Thursday, September 28, 2006

Psalm 2 and the Book of Revelation 3

I've been trying to read Revelation with Psalm 2 glasses on.

4) Passages which follow the pattern of Psalm 2

Psalm 2 gives us the following pattern War/Persecution > Vindication/Enthronement / > Warnings/Blessings.

E.g. A united world makes war against God and Christ (1-3) > God responds in wrath by establishing (thereby vindicating him although he is rejected) his King/Christ/Son (4-6) who will judge/rule the nations (7-9) > warnings and blessings given accordingly (10-12).

There are many passages of Revelation which follow this same pattern or part of it.

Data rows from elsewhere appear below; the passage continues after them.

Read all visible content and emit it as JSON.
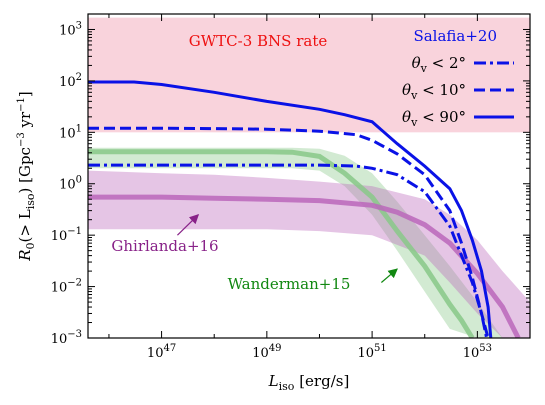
{
  "chart_data": {
    "type": "line",
    "xlabel_main": "L",
    "xlabel_sub": "iso",
    "xlabel_unit": " [erg/s]",
    "ylabel_pre": "R",
    "ylabel_sub0": "0",
    "ylabel_mid": "(> L",
    "ylabel_sub1": "iso",
    "ylabel_unit": ") [Gpc",
    "ylabel_sup1": "−3",
    "ylabel_yr": " yr",
    "ylabel_sup2": "−1",
    "ylabel_end": "]",
    "xscale": "log",
    "yscale": "log",
    "xlim": [
      4e+45,
      1e+54
    ],
    "ylim": [
      0.001,
      2000
    ],
    "x_ticks": [
      {
        "value": 1e+47,
        "base": "10",
        "exp": "47"
      },
      {
        "value": 1e+49,
        "base": "10",
        "exp": "49"
      },
      {
        "value": 1e+51,
        "base": "10",
        "exp": "51"
      },
      {
        "value": 1e+53,
        "base": "10",
        "exp": "53"
      }
    ],
    "y_ticks": [
      {
        "value": 0.001,
        "base": "10",
        "exp": "−3"
      },
      {
        "value": 0.01,
        "base": "10",
        "exp": "−2"
      },
      {
        "value": 0.1,
        "base": "10",
        "exp": "−1"
      },
      {
        "value": 1,
        "base": "10",
        "exp": "0"
      },
      {
        "value": 10,
        "base": "10",
        "exp": "1"
      },
      {
        "value": 100,
        "base": "10",
        "exp": "2"
      },
      {
        "value": 1000,
        "base": "10",
        "exp": "3"
      }
    ],
    "band": {
      "label": "GWTC-3 BNS rate",
      "ymin": 10,
      "ymax": 1700,
      "color": "#f9d3dc",
      "label_color": "#ee1111"
    },
    "models": [
      {
        "label": "Wanderman+15",
        "color": "#88c888",
        "band_x": [
          4e+45,
          1e+48,
          1e+49,
          3e+49,
          1e+50,
          3e+50,
          1e+51,
          3e+51,
          1e+52,
          3e+52,
          1e+53,
          3e+53
        ],
        "band_hi": [
          5,
          5,
          5,
          5,
          4.8,
          3.5,
          1.6,
          0.45,
          0.1,
          0.025,
          0.005,
          0.001
        ],
        "band_lo": [
          2,
          2,
          2,
          2,
          1.8,
          0.9,
          0.25,
          0.05,
          0.008,
          0.0015,
          0.001,
          0.001
        ],
        "curve_x": [
          4e+45,
          1e+48,
          1e+49,
          3e+49,
          1e+50,
          3e+50,
          1e+51,
          3e+51,
          1e+52,
          3e+52,
          5e+52,
          8e+52
        ],
        "curve_y": [
          4.2,
          4.2,
          4.2,
          4.1,
          3.4,
          1.6,
          0.55,
          0.12,
          0.025,
          0.0045,
          0.0022,
          0.001
        ]
      },
      {
        "label": "Ghirlanda+16",
        "color": "#bb66bb",
        "band_x": [
          4e+45,
          1e+47,
          1e+48,
          1e+49,
          1e+50,
          1e+51,
          1e+52,
          3e+52,
          1e+53,
          3e+53,
          1e+54
        ],
        "band_hi": [
          1.8,
          1.6,
          1.5,
          1.3,
          1.1,
          0.9,
          0.5,
          0.25,
          0.08,
          0.02,
          0.005
        ],
        "band_lo": [
          0.13,
          0.13,
          0.13,
          0.13,
          0.12,
          0.1,
          0.04,
          0.012,
          0.003,
          0.001,
          0.001
        ],
        "curve_x": [
          4e+45,
          1e+47,
          1e+48,
          1e+49,
          1e+50,
          1e+51,
          3e+51,
          1e+52,
          3e+52,
          1e+53,
          3e+53,
          6e+53
        ],
        "curve_y": [
          0.55,
          0.55,
          0.52,
          0.5,
          0.47,
          0.38,
          0.28,
          0.16,
          0.07,
          0.018,
          0.004,
          0.001
        ]
      }
    ],
    "salafia": {
      "label": "Salafia+20",
      "color": "#0a12e6",
      "series": [
        {
          "name": "θv < 2°",
          "legend_pre": "θ",
          "legend_sub": "v",
          "legend_post": " < 2°",
          "dash": "dashdot",
          "x": [
            4e+45,
            1e+48,
            1e+49,
            1e+50,
            5e+50,
            1e+51,
            3e+51,
            1e+52,
            3e+52,
            5e+52,
            8e+52,
            1.2e+53,
            1.5e+53
          ],
          "y": [
            2.3,
            2.3,
            2.3,
            2.3,
            2.2,
            2.0,
            1.5,
            0.7,
            0.15,
            0.04,
            0.012,
            0.003,
            0.001
          ]
        },
        {
          "name": "θv < 10°",
          "legend_pre": "θ",
          "legend_sub": "v",
          "legend_post": " < 10°",
          "dash": "dashed",
          "x": [
            4e+45,
            1e+47,
            1e+48,
            1e+49,
            1e+50,
            5e+50,
            1e+51,
            3e+51,
            1e+52,
            3e+52,
            5e+52,
            8e+52,
            1.2e+53,
            1.6e+53
          ],
          "y": [
            12,
            12,
            11.8,
            11.5,
            10.5,
            9,
            7,
            3.8,
            1.5,
            0.3,
            0.07,
            0.015,
            0.003,
            0.001
          ]
        },
        {
          "name": "θv < 90°",
          "legend_pre": "θ",
          "legend_sub": "v",
          "legend_post": " < 90°",
          "dash": "solid",
          "x": [
            4e+45,
            3e+46,
            1e+47,
            1e+48,
            1e+49,
            1e+50,
            3e+50,
            1e+51,
            3e+51,
            1e+52,
            3e+52,
            5e+52,
            8e+52,
            1.2e+53,
            1.6e+53,
            1.8e+53
          ],
          "y": [
            95,
            95,
            85,
            60,
            40,
            28,
            22,
            16,
            6,
            2.2,
            0.8,
            0.3,
            0.08,
            0.02,
            0.004,
            0.001
          ]
        }
      ]
    },
    "annotations": [
      {
        "text": "Ghirlanda+16",
        "color": "#882288",
        "arrow_from": [
          2e+47,
          0.1
        ],
        "arrow_to": [
          5e+47,
          0.25
        ]
      },
      {
        "text": "Wanderman+15",
        "color": "#118811",
        "arrow_from": [
          1.5e+51,
          0.012
        ],
        "arrow_to": [
          3e+51,
          0.022
        ]
      }
    ]
  }
}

11:7-13: The beast wars against God’s witnesses and kills them (and the world is apparently united in rejoicing about this), God raises them from the dead to his throne room (thereby vindicating them).

12:1-6: The Dragon wars/persecutes/tries to kill the offspring of the woman who is the King from Psalm 2, who is subsequently snatched up to the heavenly throne (thus himself enthroned).

13:1-14:13: Various wars/persecutions on God’s people are engineered by the beasts (13). Next we see the Lamb/Son and all the other sons of God standing on Mount Zion (14:1-5 cf. Psalm 2:6-7). Warnings and promises of blessing follow (14:6-13).

16:14-21: Kings unite to war against God, God proclaims from the temple (Zion again!) that ‘it is done’ and God’s enemies are judged with the fury of God’s wrath (cf. Psalm 2:5, 12).

See also 17:13ff (to probably the end of 19 or maybe 20:6 or maybe the end of the book with the description of the New Jerusalem and the blessings and warnings of 21) which seems to follow the same pattern.

John evidently saw the 'persecution > enthronement' pattern of Psalm 2 in the life/death/resurrection of Jesus himself (as did the rest of the apostles, see Acts 4:23-31) and as somehow normative for subsequent kingdom/church-history, with himself (and Christians in general perhaps, given 12:11) in the shoes of the Psalmist - proclaiming warnings and blessings. Psalm 2 tells the story of the Messiah, the Messiah's people and the Messiah's Kingdom.

3 comments:

Ros said...

You think that's good, try reading it with Song of Songs in your mind!

Pete said...

Think I'm gonna wait for your book Ros like the rest of us biblical-theology rookies!

Anonymous said...

this is GREAT stuff, Pete

btw, you have seen Ros's dissertation have you, over at davidpfield.com/other?